Excitement and anticipation were at a peak, as each detachment was presented with a computer system, (No, I can’t remember any of the technological particulars) and a special suite of software, developed for AFRTS, and briskly informed by our higher management we would have everything up and running in six months. All of our program materials—the spots and programs in our library— would be entered into the computer, all the program information for the TW and TD (Television Weekly and Television Dependent) packages would arrive on floppy disk, and generating a weeks worth of TV logs would be accomplished by simply merging a master schedule template with the relevant weekly package, and hey presto! In six months we would be able to throw away the pencils, septuagesimal calculators and the old log forms, and embrace the automated future.
In retrospect, this was kind of like presenting a non-driver with an erratically functioning automobile, an owner’s manual and a copy of the relevant Department of Motor Vehicles regulations, and telling them that they should be able to A) Get the car to work, B) Teach themselves to drive and C) Qualify for a drivers’ license. The operating system and the software suite had more bugs than a high rise tenement. The manuals and instructions which accompanied the computer were incomplete and contradictory, and nothing worked as it was supposed to. Plug in, boot up, load the software and take off running was simply out of the question, however much our higher-ups wished it to be so. At least one of the detachments threw up their hands in despair of ever making it work as advertised and went back to the old way.
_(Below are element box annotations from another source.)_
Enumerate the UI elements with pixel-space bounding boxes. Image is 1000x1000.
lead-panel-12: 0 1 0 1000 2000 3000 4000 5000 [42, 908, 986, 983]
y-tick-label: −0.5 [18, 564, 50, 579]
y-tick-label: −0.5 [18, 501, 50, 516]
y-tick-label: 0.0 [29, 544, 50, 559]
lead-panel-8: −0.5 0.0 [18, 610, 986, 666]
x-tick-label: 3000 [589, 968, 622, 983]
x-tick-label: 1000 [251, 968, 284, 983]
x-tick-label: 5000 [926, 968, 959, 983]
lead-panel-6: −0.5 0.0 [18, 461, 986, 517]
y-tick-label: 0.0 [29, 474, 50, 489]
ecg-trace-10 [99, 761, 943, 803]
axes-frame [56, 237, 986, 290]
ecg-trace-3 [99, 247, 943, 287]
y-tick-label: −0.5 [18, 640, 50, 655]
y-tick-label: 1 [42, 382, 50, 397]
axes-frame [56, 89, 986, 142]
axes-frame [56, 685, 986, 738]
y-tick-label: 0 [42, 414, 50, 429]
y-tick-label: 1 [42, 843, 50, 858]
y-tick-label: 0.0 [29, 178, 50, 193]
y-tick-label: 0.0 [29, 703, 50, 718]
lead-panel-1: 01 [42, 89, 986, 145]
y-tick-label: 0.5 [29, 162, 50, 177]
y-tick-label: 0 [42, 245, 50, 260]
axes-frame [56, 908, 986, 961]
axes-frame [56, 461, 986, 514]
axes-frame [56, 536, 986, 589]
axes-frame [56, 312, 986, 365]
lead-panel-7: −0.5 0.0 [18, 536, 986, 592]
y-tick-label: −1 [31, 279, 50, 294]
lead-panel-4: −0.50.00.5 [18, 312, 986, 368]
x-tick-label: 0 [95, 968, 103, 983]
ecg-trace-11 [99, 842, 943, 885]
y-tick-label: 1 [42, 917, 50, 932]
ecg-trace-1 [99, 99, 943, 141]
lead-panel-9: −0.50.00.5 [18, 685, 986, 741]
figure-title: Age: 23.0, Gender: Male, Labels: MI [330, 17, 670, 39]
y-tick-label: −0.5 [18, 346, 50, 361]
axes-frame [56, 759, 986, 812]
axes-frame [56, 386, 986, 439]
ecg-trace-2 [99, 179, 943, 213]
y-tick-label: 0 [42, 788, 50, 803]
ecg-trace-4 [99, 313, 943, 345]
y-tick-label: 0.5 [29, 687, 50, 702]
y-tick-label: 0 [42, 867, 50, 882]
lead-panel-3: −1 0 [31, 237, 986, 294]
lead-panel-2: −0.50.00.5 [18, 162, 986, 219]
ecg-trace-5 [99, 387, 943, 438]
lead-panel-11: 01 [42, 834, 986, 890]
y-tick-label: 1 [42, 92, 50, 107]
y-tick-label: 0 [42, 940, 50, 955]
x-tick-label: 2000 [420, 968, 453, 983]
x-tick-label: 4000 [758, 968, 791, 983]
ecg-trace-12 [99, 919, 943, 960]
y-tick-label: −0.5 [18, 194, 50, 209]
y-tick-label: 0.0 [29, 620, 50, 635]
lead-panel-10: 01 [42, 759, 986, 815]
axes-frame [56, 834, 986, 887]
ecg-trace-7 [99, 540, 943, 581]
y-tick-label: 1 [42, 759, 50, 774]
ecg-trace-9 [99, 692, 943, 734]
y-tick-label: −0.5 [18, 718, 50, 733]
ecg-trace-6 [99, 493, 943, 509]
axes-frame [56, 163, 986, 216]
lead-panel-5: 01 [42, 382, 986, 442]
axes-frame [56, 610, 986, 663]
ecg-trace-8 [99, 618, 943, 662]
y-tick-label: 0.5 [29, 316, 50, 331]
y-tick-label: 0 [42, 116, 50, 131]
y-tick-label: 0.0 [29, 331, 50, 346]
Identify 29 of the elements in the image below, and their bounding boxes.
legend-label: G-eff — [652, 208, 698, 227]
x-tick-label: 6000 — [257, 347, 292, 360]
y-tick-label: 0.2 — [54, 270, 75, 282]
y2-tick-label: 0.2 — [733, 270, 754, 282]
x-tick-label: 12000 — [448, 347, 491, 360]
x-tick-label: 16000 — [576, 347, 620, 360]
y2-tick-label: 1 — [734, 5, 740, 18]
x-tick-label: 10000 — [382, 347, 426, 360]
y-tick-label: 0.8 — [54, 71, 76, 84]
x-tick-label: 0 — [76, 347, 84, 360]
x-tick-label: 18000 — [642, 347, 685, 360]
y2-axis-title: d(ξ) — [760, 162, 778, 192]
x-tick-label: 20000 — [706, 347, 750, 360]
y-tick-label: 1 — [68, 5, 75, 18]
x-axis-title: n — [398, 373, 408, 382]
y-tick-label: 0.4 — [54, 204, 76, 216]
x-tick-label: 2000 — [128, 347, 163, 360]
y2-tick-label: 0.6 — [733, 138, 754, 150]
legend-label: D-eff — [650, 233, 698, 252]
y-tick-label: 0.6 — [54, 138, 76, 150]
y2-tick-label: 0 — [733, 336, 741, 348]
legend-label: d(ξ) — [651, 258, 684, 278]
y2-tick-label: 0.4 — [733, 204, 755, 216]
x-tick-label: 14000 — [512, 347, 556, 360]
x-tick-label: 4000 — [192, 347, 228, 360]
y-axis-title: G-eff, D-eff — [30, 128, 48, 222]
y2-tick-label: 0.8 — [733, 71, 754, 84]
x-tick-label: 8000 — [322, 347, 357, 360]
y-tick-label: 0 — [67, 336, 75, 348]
My detachment was not one of them, blessed as we were with two people— the station manager and one of the engineers— who were seriously into computers. Between them, it took weeks to debug the system, and the software, and figure out how it was all supposed to work, and even then it was trial and error, hit and miss, especially heavy on the error and miss side of the ledger. Just when we did get the hang of it, we crashed the system because we had filled up the memory with old programming info. It wasn’t apparent until then that we needed to delete the old package info and run a defrag… After that we were able to throw away the pencils and calculators, and embrace our new computer overlords, and the program director had to find another way to fill up the fifteen or twenty hours of time that had been previously taken up by doing it the old way.
But the only way we were able to make it work at all, was a pure coincidence; that two of our staff just happened to pursue an enthusiasm that turned out to be essential to our mission. I think this must happen quite a lot, and invite any reminiscences by readers, about military members with unusual, or with ultimately useful hobbies.